Simple steps to scale up WCF services drastically

Every .NET developer must have written/used WCF services  many times in different projects. But as long as the usage of the service are limited, it works smoothly. But as the number of requests increases rapidly, things starts become ugly. If the number of requests goes beyond a limit at certain time interval, you may start seeing critical issues like service may stop taking new request. As you will read this post, you will come to know the huge potential of your services and unseen ceiling applied by default configuration

In this post, I will be discussing two major items that can tremendously boost the performance of your services
1- WCF throttling
2- System.NET changes

WCF Throttling

Before moving ahead, the basic question arises that  What is throttling?

In simple words, Throttling is a way to control or limit the number input(request) in a certain interval so that the resources at server stay at healthy state.

WCF throttling by default provides some throttling values set and allows us to configure that.

There are three main properties properties provided by default WCF throttling.

1- maxConcurrentCalls – How many number of request can be accepted by a service in a second.

2- maxConcurrentSessions – How many number of request can be processed by a service in a second.

3- maxConcurrentInstances – How many number of instances of service can be created by a service in a second.

Now let’s discuss one by one.

maxConcurrentCalls – denotes number of request can be accepted by service in a second. If the number of requests exceeds the set value, the request starting queuing up and if this goes on, the queue gets full and then further request start getting denied.

maxConcurrentSession – denotes the number of concurrent sessions in a second of a ServiceHost. If I elaborate it a bit, then in a sec, this number of requests can be in processing state.
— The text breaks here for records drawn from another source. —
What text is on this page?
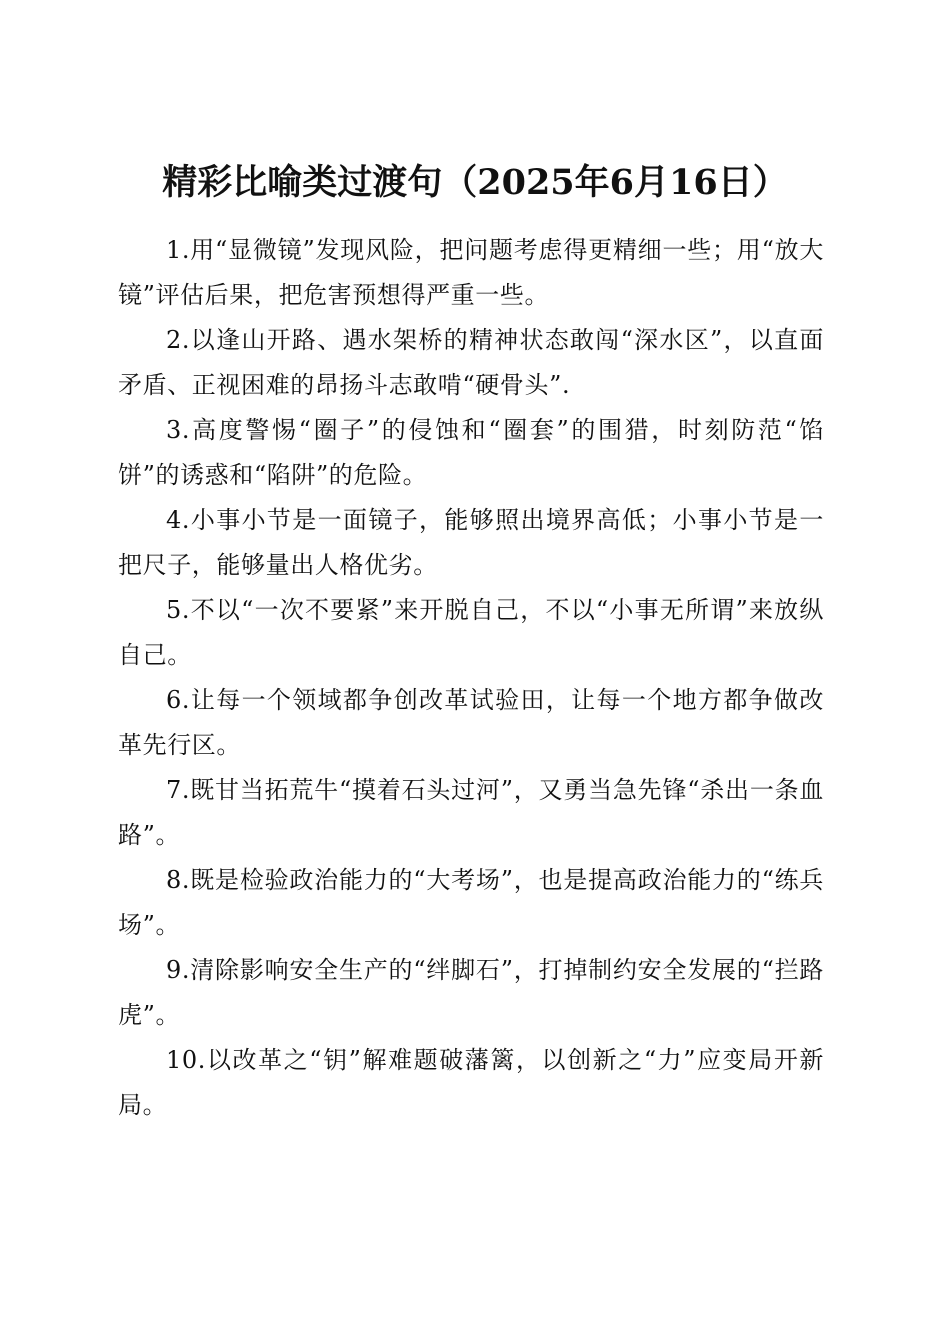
精彩比喻类过渡句（2025年6月16日）

1.用“显微镜”发现风险，把问题考虑得更精细一些；用“放大镜”评估后果，把危害预想得严重一些。

2.以逢山开路、遇水架桥的精神状态敢闯“深水区”，以直面矛盾、正视困难的昂扬斗志敢啃“硬骨头”.

3.高度警惕“圈子”的侵蚀和“圈套”的围猎，时刻防范“馅饼”的诱惑和“陷阱”的危险。

4.小事小节是一面镜子，能够照出境界高低；小事小节是一把尺子，能够量出人格优劣。

5.不以“一次不要紧”来开脱自己，不以“小事无所谓”来放纵自己。

6.让每一个领域都争创改革试验田，让每一个地方都争做改革先行区。

7.既甘当拓荒牛“摸着石头过河”，又勇当急先锋“杀出一条血路”。

8.既是检验政治能力的“大考场”，也是提高政治能力的“练兵场”。

9.清除影响安全生产的“绊脚石”，打掉制约安全发展的“拦路虎”。

10.以改革之“钥”解难题破藩篱，以创新之“力”应变局开新局。
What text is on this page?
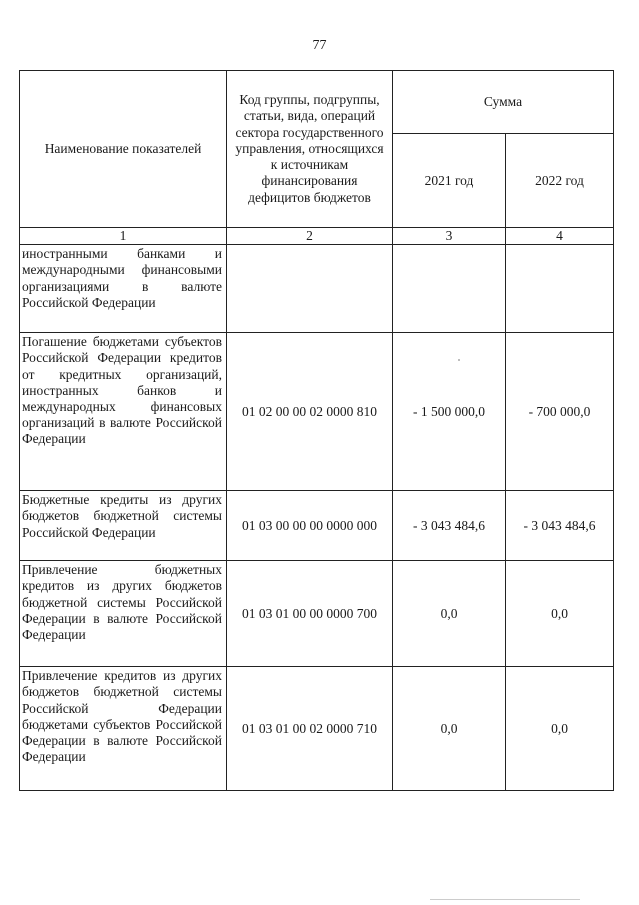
77
Наименование показателей	Код группы, подгруппы, статьи, вида, операций сектора государственного управления, относящихся к источникам финансирования дефицитов бюджетов	Сумма	
		2021 год	2022 год
1	2	3	4
иностранными банками и международными финансовыми организациями в валюте Российской Федерации			
Погашение бюджетами субъектов Российской Федерации кредитов от кредитных организаций, иностранных банков и международных финансовых организаций в валюте Российской Федерации	01 02 00 00 02 0000 810	- 1 500 000,0	- 700 000,0
Бюджетные кредиты из других бюджетов бюджетной системы Российской Федерации	01 03 00 00 00 0000 000	- 3 043 484,6	- 3 043 484,6
Привлечение бюджетных кредитов из других бюджетов бюджетной системы Российской Федерации в валюте Российской Федерации	01 03 01 00 00 0000 700	0,0	0,0
Привлечение кредитов из других бюджетов бюджетной системы Российской Федерации бюджетами субъектов Российской Федерации в валюте Российской Федерации	01 03 01 00 02 0000 710	0,0	0,0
maxConcurrentInstances – In a normal scenario (default case where we did not use any instance management) this number of instances can be created in a sec. So when a request comes to the service, a new instance is created to serve that request. Again if the number of instance throttle reached, no more instances would be created.

So before discussing further, can you think of any formula in these three?

So before wasting anymore time, let me reveal thatsum1.It means, say if we allow maxConcurrentcalls as X it means X instances would be made to handle at a specific point and maxConcurrentSessions as Y number of request that is getting processed which Y number of service instances. So  maxConcurrentInstances should be set as X+Y..

I hope you all got the ideas about these settings. Now You will be amazed to see the default value of these setting. These are

maxConcurrentCalls – 16
maxConcurrentInstances – 26
maxConcurrentSessions -10

So it means your service can take at max 16 calls and can have max 10 concurrent instances per sec. Don’t you thinnk that it is very less. In normal scenario if the service is consumed by a single client and number of calls per second is not much then you may not realize it.But if your service is consumed by 10 to 100s or more clients then some of the client start getting timeout or no response error from service.

Even I was working on a application which has WCF service, and it was getting more that 100 calls in a sec and WCF was silently started denying the request. After a lot of investigation I reached to the actual cause.

So now the bigger question – What should be the optimum value?

Now before moving further, the above values are default values if one is using .NET 4.0 or less. But if you are using the .NET 4.5, Microsoft made it dynamic and changed it significantly and as

maxConcurrentCalls – 16 times of number of processors
maxConcurrentSessions – 100 times of number of processors
maxConcurrentInstances –  Sum of maxConcurrentCalls and maxConcurrentSession.

Normally at our production servers, we used 8 or 16 or more processors. Correct. let’s see the value in case of 8 cores

maxConcurrentCalls – 144
maxConcurrentSessions – 800
maxConcurrentInstances –  944

Earlier which was used to in 10s per sec, which is now in 100s. Awesome!!

So if we are using the default values then we are just victim of a default ceiling and can set it in config file as

<serviceBehaviors>
...
  <behavior name="myServiceBehavior">
     <serviceThrottling maxConcurrentCalls="144"
	maxConcurrentInstances="944" maxConcurrentSessions="800" />
..
</serviceBehaviors>

if using earlier version of .NET framework 4.5 so we should modify it accordingly. If you are using .NET 4.5+ then you are lucky and can safely ignore it.

System.NET

If your application server and WCF service is hosted on different servers then it may be again major bottleneck. This contains the settings that says how many outbound request can be made at a time to another server. And the default value is 2 per IP. It can be pictorially shown as

system.netThis can be reset at machine level by changing machine.config or web.config/app.config for web application and windows based client respectively.

So what should be the optimum value. We can put it as per requirement say 100. But we should not put it to too high because if accidentally it started making calls to the service then it may be disastrous for our service. So make it reasonable and based on the requirement. It can be set as

<configuration>
...
<system.net>
  <connectionManagement>
    <add address="*" maxconnection="100" />
  </connectionManagement>
</system.net>
</configuration>

So I hope you enjoyed this post. Please feel free to share you precious comments.